Re: a neat picture based on recursive number

Posted: Fri Sep 21, 2018 2:59 am UTC
by phillip1882
https://ibb.co/bYDXKz

this one is green for squares or multiple of squares. this picture is after roughly 2000. i don't think posting the code is necessary, its fairly straight forward

Re: a neat picture based on recursive number

Posted: Sun Sep 23, 2018 9:37 pm UTC
by phillip1882
final one: the result after 200,000 approximately, it mostly just looks like a random plot
https://ibb.co/ff53Gp

Re: a neat picture based on recursive number

Posted: Mon Sep 24, 2018 8:47 am UTC
by Soupspoon
"Looks like a random plot" is at one end of a spectrum of expectations. "Looks exactly like it's what you put in" is at the other end.

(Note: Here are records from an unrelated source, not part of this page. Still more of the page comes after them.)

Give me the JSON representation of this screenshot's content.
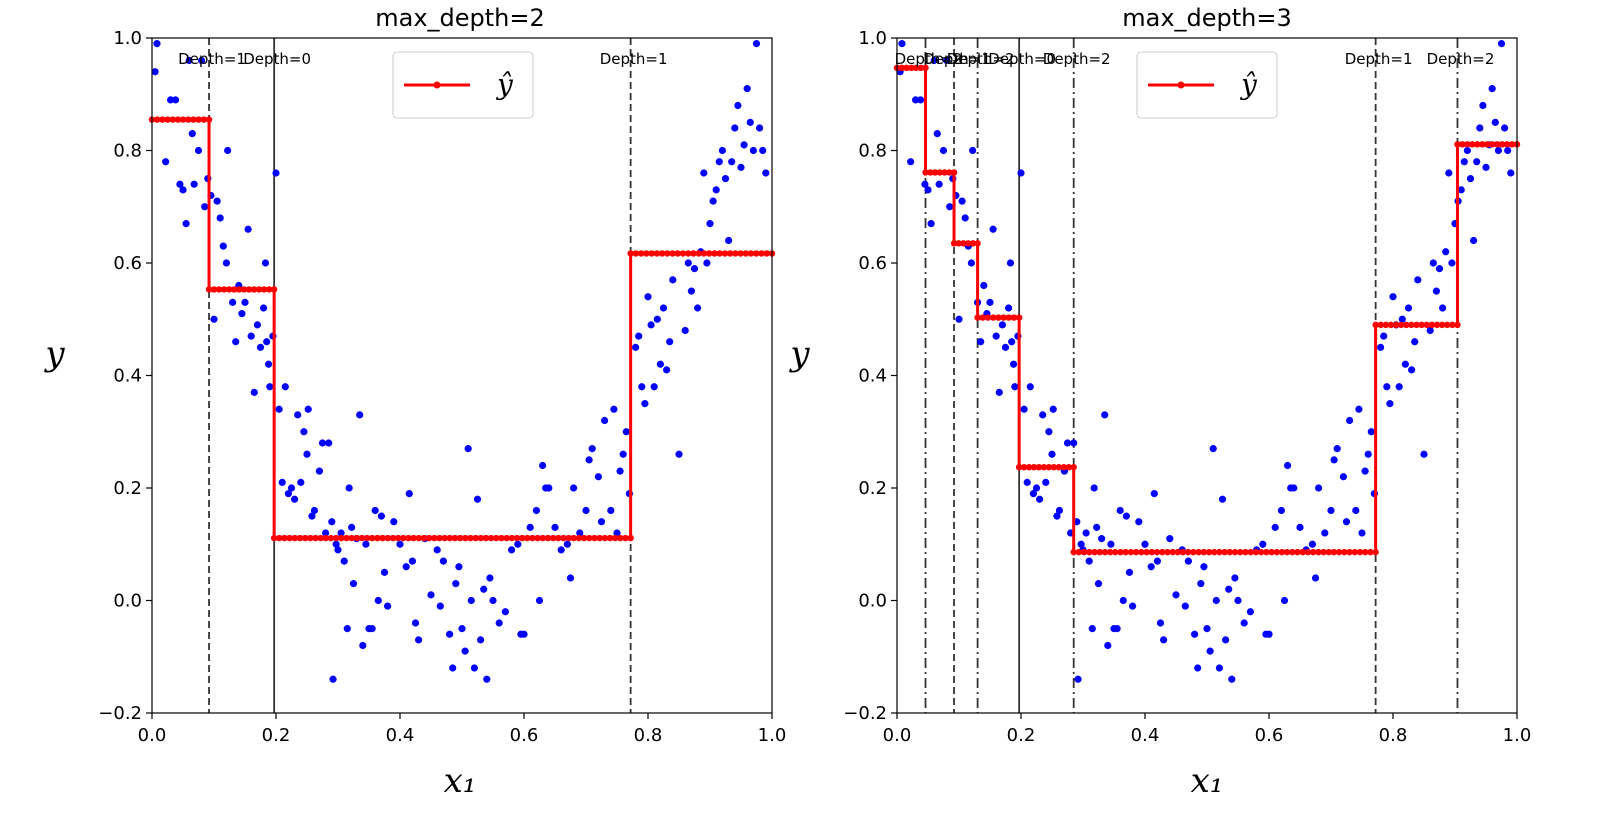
{
  "chart_data": [
    {
      "type": "scatter",
      "title": "max_depth=2",
      "xlabel": "x₁",
      "ylabel": "y",
      "xlim": [
        0.0,
        1.0
      ],
      "ylim": [
        -0.2,
        1.0
      ],
      "xticks": [
        "0.0",
        "0.2",
        "0.4",
        "0.6",
        "0.8",
        "1.0"
      ],
      "yticks": [
        "−0.2",
        "0.0",
        "0.2",
        "0.4",
        "0.6",
        "0.8",
        "1.0"
      ],
      "legend": {
        "label": "ŷ",
        "position": "top-center"
      },
      "splits": [
        {
          "x": 0.197,
          "style": "solid",
          "label": "Depth=0"
        },
        {
          "x": 0.092,
          "style": "dashed",
          "label": "Depth=1"
        },
        {
          "x": 0.772,
          "style": "dashed",
          "label": "Depth=1"
        }
      ],
      "prediction": [
        {
          "x0": 0.0,
          "x1": 0.092,
          "y": 0.855
        },
        {
          "x0": 0.092,
          "x1": 0.197,
          "y": 0.553
        },
        {
          "x0": 0.197,
          "x1": 0.772,
          "y": 0.111
        },
        {
          "x0": 0.772,
          "x1": 1.0,
          "y": 0.617
        }
      ]
    },
    {
      "type": "scatter",
      "title": "max_depth=3",
      "xlabel": "x₁",
      "ylabel": "y",
      "xlim": [
        0.0,
        1.0
      ],
      "ylim": [
        -0.2,
        1.0
      ],
      "xticks": [
        "0.0",
        "0.2",
        "0.4",
        "0.6",
        "0.8",
        "1.0"
      ],
      "yticks": [
        "−0.2",
        "0.0",
        "0.2",
        "0.4",
        "0.6",
        "0.8",
        "1.0"
      ],
      "legend": {
        "label": "ŷ",
        "position": "top-center"
      },
      "splits": [
        {
          "x": 0.197,
          "style": "solid",
          "label": "Depth=0"
        },
        {
          "x": 0.092,
          "style": "dashed",
          "label": "Depth=1"
        },
        {
          "x": 0.772,
          "style": "dashed",
          "label": "Depth=1"
        },
        {
          "x": 0.046,
          "style": "dashdot",
          "label": "Depth=2"
        },
        {
          "x": 0.13,
          "style": "dashdot",
          "label": "Depth=2"
        },
        {
          "x": 0.285,
          "style": "dashdot",
          "label": "Depth=2"
        },
        {
          "x": 0.904,
          "style": "dashdot",
          "label": "Depth=2"
        }
      ],
      "prediction": [
        {
          "x0": 0.0,
          "x1": 0.046,
          "y": 0.947
        },
        {
          "x0": 0.046,
          "x1": 0.092,
          "y": 0.761
        },
        {
          "x0": 0.092,
          "x1": 0.13,
          "y": 0.635
        },
        {
          "x0": 0.13,
          "x1": 0.197,
          "y": 0.503
        },
        {
          "x0": 0.197,
          "x1": 0.285,
          "y": 0.237
        },
        {
          "x0": 0.285,
          "x1": 0.772,
          "y": 0.086
        },
        {
          "x0": 0.772,
          "x1": 0.904,
          "y": 0.49
        },
        {
          "x0": 0.904,
          "x1": 1.0,
          "y": 0.811
        }
      ]
    }
  ],
  "samples": [
    [
      0.005,
      0.94
    ],
    [
      0.008,
      0.99
    ],
    [
      0.022,
      0.78
    ],
    [
      0.03,
      0.89
    ],
    [
      0.038,
      0.89
    ],
    [
      0.045,
      0.74
    ],
    [
      0.05,
      0.73
    ],
    [
      0.055,
      0.67
    ],
    [
      0.06,
      0.96
    ],
    [
      0.065,
      0.83
    ],
    [
      0.068,
      0.74
    ],
    [
      0.075,
      0.8
    ],
    [
      0.08,
      0.96
    ],
    [
      0.085,
      0.7
    ],
    [
      0.09,
      0.75
    ],
    [
      0.095,
      0.72
    ],
    [
      0.1,
      0.5
    ],
    [
      0.105,
      0.71
    ],
    [
      0.11,
      0.68
    ],
    [
      0.115,
      0.63
    ],
    [
      0.12,
      0.6
    ],
    [
      0.122,
      0.8
    ],
    [
      0.13,
      0.53
    ],
    [
      0.135,
      0.46
    ],
    [
      0.14,
      0.56
    ],
    [
      0.145,
      0.51
    ],
    [
      0.15,
      0.53
    ],
    [
      0.155,
      0.66
    ],
    [
      0.16,
      0.47
    ],
    [
      0.165,
      0.37
    ],
    [
      0.17,
      0.49
    ],
    [
      0.175,
      0.45
    ],
    [
      0.18,
      0.52
    ],
    [
      0.183,
      0.6
    ],
    [
      0.185,
      0.46
    ],
    [
      0.188,
      0.42
    ],
    [
      0.19,
      0.38
    ],
    [
      0.195,
      0.47
    ],
    [
      0.2,
      0.76
    ],
    [
      0.205,
      0.34
    ],
    [
      0.21,
      0.21
    ],
    [
      0.215,
      0.38
    ],
    [
      0.22,
      0.19
    ],
    [
      0.225,
      0.2
    ],
    [
      0.23,
      0.18
    ],
    [
      0.235,
      0.33
    ],
    [
      0.24,
      0.21
    ],
    [
      0.245,
      0.3
    ],
    [
      0.25,
      0.26
    ],
    [
      0.252,
      0.34
    ],
    [
      0.258,
      0.15
    ],
    [
      0.262,
      0.16
    ],
    [
      0.27,
      0.23
    ],
    [
      0.275,
      0.28
    ],
    [
      0.28,
      0.12
    ],
    [
      0.285,
      0.28
    ],
    [
      0.29,
      0.14
    ],
    [
      0.292,
      -0.14
    ],
    [
      0.297,
      0.1
    ],
    [
      0.3,
      0.09
    ],
    [
      0.305,
      0.12
    ],
    [
      0.31,
      0.07
    ],
    [
      0.315,
      -0.05
    ],
    [
      0.318,
      0.2
    ],
    [
      0.322,
      0.13
    ],
    [
      0.325,
      0.03
    ],
    [
      0.33,
      0.11
    ],
    [
      0.335,
      0.33
    ],
    [
      0.34,
      -0.08
    ],
    [
      0.345,
      0.1
    ],
    [
      0.35,
      -0.05
    ],
    [
      0.355,
      -0.05
    ],
    [
      0.36,
      0.16
    ],
    [
      0.365,
      0.0
    ],
    [
      0.37,
      0.15
    ],
    [
      0.375,
      0.05
    ],
    [
      0.38,
      -0.01
    ],
    [
      0.39,
      0.14
    ],
    [
      0.4,
      0.1
    ],
    [
      0.41,
      0.06
    ],
    [
      0.415,
      0.19
    ],
    [
      0.42,
      0.07
    ],
    [
      0.425,
      -0.04
    ],
    [
      0.43,
      -0.07
    ],
    [
      0.44,
      0.11
    ],
    [
      0.45,
      0.01
    ],
    [
      0.46,
      0.09
    ],
    [
      0.465,
      -0.01
    ],
    [
      0.47,
      0.07
    ],
    [
      0.48,
      -0.06
    ],
    [
      0.485,
      -0.12
    ],
    [
      0.49,
      0.03
    ],
    [
      0.495,
      0.06
    ],
    [
      0.5,
      -0.05
    ],
    [
      0.505,
      -0.09
    ],
    [
      0.51,
      0.27
    ],
    [
      0.515,
      0.0
    ],
    [
      0.52,
      -0.12
    ],
    [
      0.525,
      0.18
    ],
    [
      0.53,
      -0.07
    ],
    [
      0.535,
      0.02
    ],
    [
      0.54,
      -0.14
    ],
    [
      0.545,
      0.04
    ],
    [
      0.55,
      0.0
    ],
    [
      0.56,
      -0.04
    ],
    [
      0.57,
      -0.02
    ],
    [
      0.58,
      0.09
    ],
    [
      0.59,
      0.1
    ],
    [
      0.595,
      -0.06
    ],
    [
      0.6,
      -0.06
    ],
    [
      0.61,
      0.13
    ],
    [
      0.62,
      0.16
    ],
    [
      0.625,
      0.0
    ],
    [
      0.63,
      0.24
    ],
    [
      0.635,
      0.2
    ],
    [
      0.64,
      0.2
    ],
    [
      0.65,
      0.13
    ],
    [
      0.66,
      0.09
    ],
    [
      0.67,
      0.1
    ],
    [
      0.675,
      0.04
    ],
    [
      0.68,
      0.2
    ],
    [
      0.69,
      0.12
    ],
    [
      0.7,
      0.16
    ],
    [
      0.705,
      0.25
    ],
    [
      0.71,
      0.27
    ],
    [
      0.72,
      0.22
    ],
    [
      0.725,
      0.14
    ],
    [
      0.73,
      0.32
    ],
    [
      0.74,
      0.16
    ],
    [
      0.745,
      0.34
    ],
    [
      0.75,
      0.12
    ],
    [
      0.755,
      0.23
    ],
    [
      0.76,
      0.26
    ],
    [
      0.765,
      0.3
    ],
    [
      0.77,
      0.19
    ],
    [
      0.78,
      0.45
    ],
    [
      0.785,
      0.47
    ],
    [
      0.79,
      0.38
    ],
    [
      0.795,
      0.35
    ],
    [
      0.8,
      0.54
    ],
    [
      0.805,
      0.49
    ],
    [
      0.81,
      0.38
    ],
    [
      0.815,
      0.5
    ],
    [
      0.82,
      0.42
    ],
    [
      0.825,
      0.52
    ],
    [
      0.83,
      0.41
    ],
    [
      0.835,
      0.46
    ],
    [
      0.84,
      0.57
    ],
    [
      0.85,
      0.26
    ],
    [
      0.86,
      0.48
    ],
    [
      0.865,
      0.6
    ],
    [
      0.87,
      0.55
    ],
    [
      0.875,
      0.59
    ],
    [
      0.88,
      0.52
    ],
    [
      0.885,
      0.62
    ],
    [
      0.89,
      0.76
    ],
    [
      0.895,
      0.6
    ],
    [
      0.9,
      0.67
    ],
    [
      0.905,
      0.71
    ],
    [
      0.91,
      0.73
    ],
    [
      0.915,
      0.78
    ],
    [
      0.92,
      0.8
    ],
    [
      0.925,
      0.75
    ],
    [
      0.93,
      0.64
    ],
    [
      0.935,
      0.78
    ],
    [
      0.94,
      0.84
    ],
    [
      0.945,
      0.88
    ],
    [
      0.95,
      0.77
    ],
    [
      0.955,
      0.81
    ],
    [
      0.96,
      0.91
    ],
    [
      0.965,
      0.85
    ],
    [
      0.97,
      0.8
    ],
    [
      0.975,
      0.99
    ],
    [
      0.98,
      0.84
    ],
    [
      0.985,
      0.8
    ],
    [
      0.99,
      0.76
    ]
  ],
  "colors": {
    "samples": "#0000ff",
    "prediction": "#ff0000",
    "splits": "#333333",
    "axes": "#000000",
    "legend_border": "#cccccc"
  }
}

Unless you're looking for that kind "procedural fuzziness" output to produce (reproducable, arbitrarily detailed 'naturalistic' distribtions at will, the more interesting ones are in the middle. They don't look "random" but they have no obvious relationship with the specification chosen to produce them. Like seeding a Perlin Noise and somehow getting the impression of scrawled 'letter' shapes saying "This was just the first death!! I shall kill again!!!!".as a result.

That said, I like what you're looking at. I assume you already knew about the likes of the Dragon Curve, BTW?

Re: a neat picture based on recursive number

Posted: Sat Feb 02, 2019 5:59 pm UTC
by FlatAssembler
Here is a picture I made in my own programming language a few days ago:

Code: Select all

;Mathematical example: The Polar Rose.
AsmStart
   format PE console
   entry start
   include 'win32a.inc'
   section '.text' code executable
   start:
   invoke system,_cls
   invoke system,_setGreenForeground
AsmEnd
y:=0
While y<24
   x:=0
   While x<80
      distance:=sqrt(pow(abs((x-40)/2),2)+pow(abs(y-12),2))
      angle:=atan2(y-12,(x-40)/2)
      r:=cos(angle*3)*12
      If (distance < (r + 0.5) ) | ( (y = 12) & (x > 40-1) & (x < 40 + (13 * 2) ) )
         AsmStart
            jmp starSign$
            starSign:
               db '*',0
            starSign$:
            sub esp,4
            mov dword [esp],starSign
            call [printf]
         AsmEnd
      Else
         AsmStart
            jmp spaceSign$
            spaceSign:
               db ' ',0
            spaceSign$:
            mov dword [esp],spaceSign
            call [printf]
         AsmEnd
      EndIf
      x:=x+1
   EndWhile
   AsmStart
      jmp newLineSign$
      newLineSign:
         db 10,0
      newLineSign$:
      sub esp,4
      mov dword [esp],newLineSign
      call [printf]
   AsmEnd
   y:=y+1
EndWhile
AsmStart
invoke system,_pause
invoke system,_restoreColors
invoke system,_cls
invoke exit,0
_cls db "CLS",0
_setGreenForeground db "COLOR 0A",0
_pause db "PAUSE",0
_restoreColors db "COLOR 07",0

section '.rdata' readable writable
result dd ?
x dd ?
y dd ?
distance dd ?
angle dd ?
r dd ?

section '.idata' data readable import
library msvcrt,'msvcrt.dll'
import msvcrt,printf,'printf',system,'system',exit,'exit',scanf,'scanf'

AsmEnd